Second, are you measuring the right things? Many companies measure outputs (emails produced, graphics generated) rather than outcomes (revenue impact, cost savings, customer satisfaction). Establish outcome baselines before starting.
Third, is the data ready for this specific use case? Trying to clean all data is a trap. Focus on the data required for the specific workflow you are targeting.
Fourth, do you have a governance plan? Howard recommended a hybrid model with top-down structure (core rules, frameworks, and guidelines) combined with bottom-up flexibility (allowing departments to experiment within those boundaries).
The AI scale traps
Howard identified several traps that prevent AI projects from scaling beyond pilots:
First, can the tool handle exceptions? B2B operates in a world of exceptions, and AI tools that work on clean cases often fail when edge cases appear. Understanding how the system handles exceptions (or escalates to humans) is critical.
Second, are you sharing learning across the organization? Many companies have multiple departments running similar tests with different tools and data, with no mechanism for identifying what works.
Third, do you have a tool review plan? AI systems experience drift over time as data becomes stale or models diverge from their intended purpose. Like mobile apps, AI tools require ongoing monitoring and refinement.
Fourth, are you avoiding AI creep? This is when employees use AI to expand into tasks outside their expertise. Content writers try to do graphic design; graphic designers try to write code. MIT research cited in the episode suggests the time spent on these tangential tasks can consume the efficiency gains from core applications.
With great power comes great responsibility. That gets to the governance, the rules, following these frameworks.
Howard Blumenthal, eCommerce advisor
The four hot categories for AI success in B2B
Howard identified four areas where B2B companies are seeing measurable AI results:
Search: Semantic and vector search can improve product discovery by pulling from databases, PDFs, and content pages simultaneously, rather than relying on keyword matching alone.
Personalization: In B2B, personalization should focus on categories, reorders, cross-sells, and quotes rather than the behavioral signals that dominate B2C. The use case is different, and companies that apply consumer personalization logic often miss the mark.
Pricing: AI-enhanced pricing tools are reportedly delivering 2% to 5% margin improvements by layering intelligence on top of existing business intelligence systems.
Operations: Supply chain tasks like forecasting, demand planning, and order exception handling are ideal for AI because they are high-frequency and repetitive, which is where AI performs best.

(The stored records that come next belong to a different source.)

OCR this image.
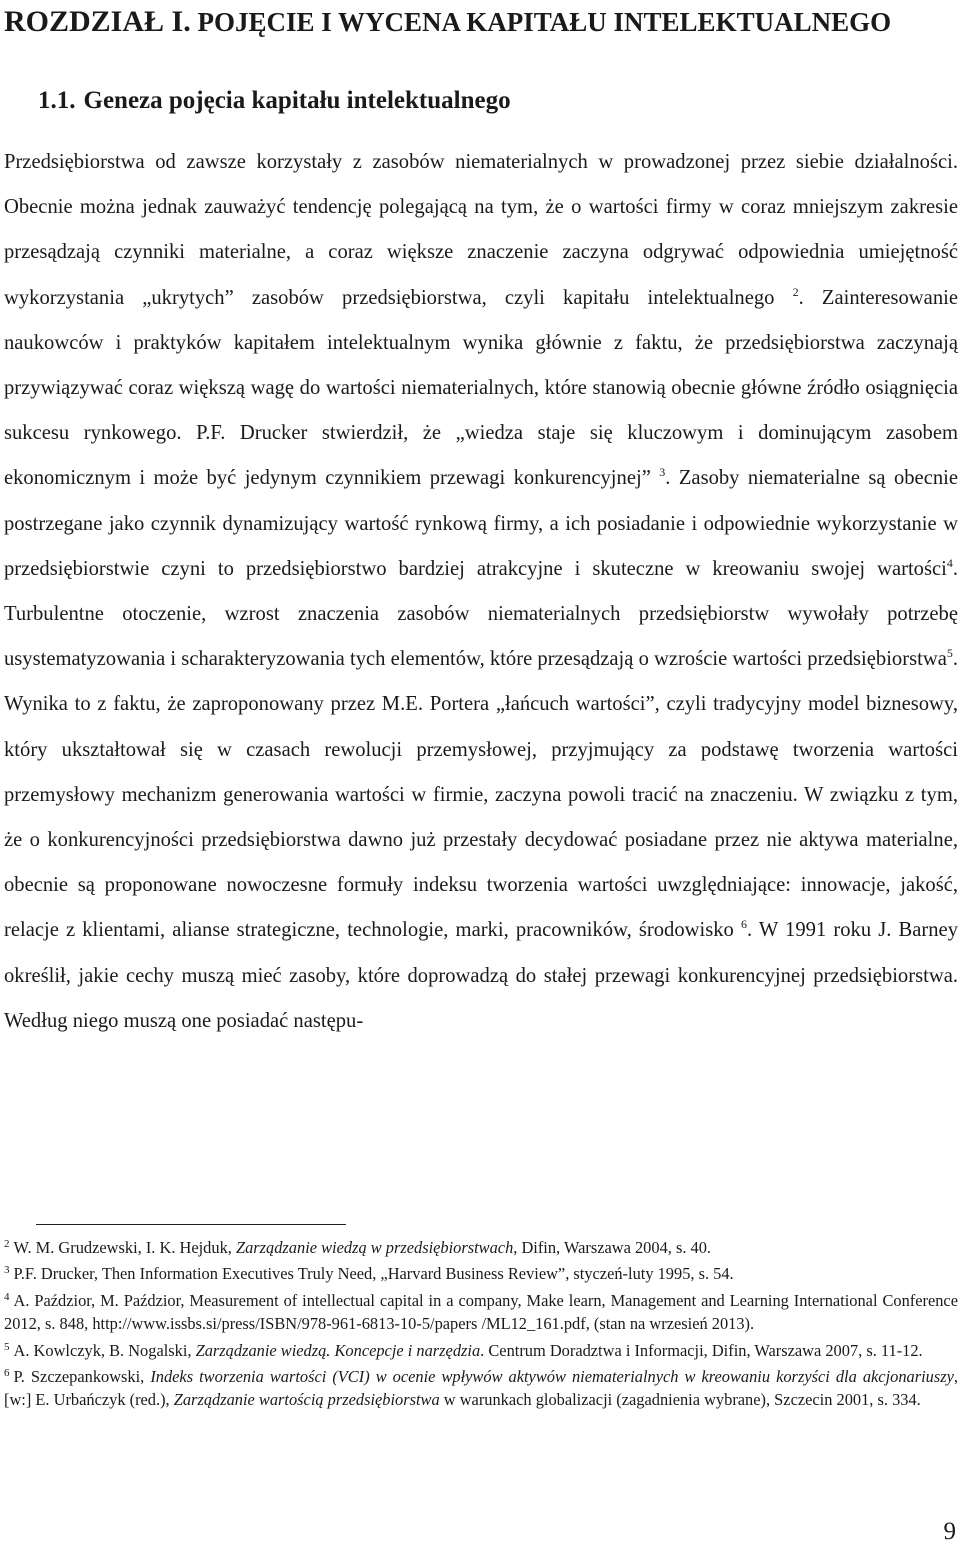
ROZDZIAŁ I. POJĘCIE I WYCENA KAPITAŁU INTELEKTUALNEGO
1.1. Geneza pojęcia kapitału intelektualnego

Przedsiębiorstwa od zawsze korzystały z zasobów niematerialnych w prowadzonej przez siebie działalności. Obecnie można jednak zauważyć tendencję polegającą na tym, że o wartości firmy w coraz mniejszym zakresie przesądzają czynniki materialne, a coraz większe znaczenie zaczyna odgrywać odpowiednia umiejętność wykorzystania „ukrytych” zasobów przedsiębiorstwa, czyli kapitału intelektualnego $^2$. Zainteresowanie naukowców i praktyków kapitałem intelektualnym wynika głównie z faktu, że przedsiębiorstwa zaczynają przywiązywać coraz większą wagę do wartości niematerialnych, które stanowią obecnie główne źródło osiągnięcia sukcesu rynkowego. P.F. Drucker stwierdził, że „wiedza staje się kluczowym i dominującym zasobem ekonomicznym i może być jedynym czynnikiem przewagi konkurencyjnej” $^3$. Zasoby niematerialne są obecnie postrzegane jako czynnik dynamizujący wartość rynkową firmy, a ich posiadanie i odpowiednie wykorzystanie w przedsiębiorstwie czyni to przedsiębiorstwo bardziej atrakcyjne i skuteczne w kreowaniu swojej wartości$^4$. Turbulentne otoczenie, wzrost znaczenia zasobów niematerialnych przedsiębiorstw wywołały potrzebę usystematyzowania i scharakteryzowania tych elementów, które przesądzają o wzroście wartości przedsiębiorstwa$^5$. Wynika to z faktu, że zaproponowany przez M.E. Portera „łańcuch wartości”, czyli tradycyjny model biznesowy, który ukształtował się w czasach rewolucji przemysłowej, przyjmujący za podstawę tworzenia wartości przemysłowy mechanizm generowania wartości w firmie, zaczyna powoli tracić na znaczeniu. W związku z tym, że o konkurencyjności przedsiębiorstwa dawno już przestały decydować posiadane przez nie aktywa materialne, obecnie są proponowane nowoczesne formuły indeksu tworzenia wartości uwzględniające: innowacje, jakość, relacje z klientami, alianse strategiczne, technologie, marki, pracowników, środowisko $^6$. W 1991 roku J. Barney określił, jakie cechy muszą mieć zasoby, które doprowadzą do stałej przewagi konkurencyjnej przedsiębiorstwa. Według niego muszą one posiadać następu-

$^2$ W. M. Grudzewski, I. K. Hejduk, Zarządzanie wiedzą w przedsiębiorstwach, Difin, Warszawa 2004, s. 40.

$^3$ P.F. Drucker, Then Information Executives Truly Need, „Harvard Business Review”, styczeń-luty 1995, s. 54.

$^4$ A. Paździor, M. Paździor, Measurement of intellectual capital in a company, Make learn, Management and Learning International Conference 2012, s. 848, http://www.issbs.si/press/ISBN/978-961-6813-10-5/papers /ML12_161.pdf, (stan na wrzesień 2013).

$^5$ A. Kowlczyk, B. Nogalski, Zarządzanie wiedzą. Koncepcje i narzędzia. Centrum Doradztwa i Informacji, Difin, Warszawa 2007, s. 11-12.

$^6$ P. Szczepankowski, Indeks tworzenia wartości (VCI) w ocenie wpływów aktywów niematerialnych w kreowaniu korzyści dla akcjonariuszy, [w:] E. Urbańczyk (red.), Zarządzanie wartością przedsiębiorstwa w warunkach globalizacji (zagadnienia wybrane), Szczecin 2001, s. 334.

9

Experimentation versus ROI: what the community thinks
The hosts polled their community on whether experimentation or ROI is more important for AI investments in the next 6 to 12 months. The results: 56% said both are important. Among those who chose one, experimentation was three times more popular (33%) than narrow ROI (11%).
Howard agreed with the both answer. Companies need to experiment to understand how AI changes their processes and organizational structures, but they cannot experiment indefinitely. The key is timing: demanding ROI too early stunts learning, but failing to circle back to measurable outcomes eventually wastes resources.
The parallels to early eCommerce are striking. Initial eCommerce investments often could not show immediate ROI because infrastructure had to be built first. The companies that succeeded were those that balanced exploration with discipline, learning what was possible before optimizing for returns.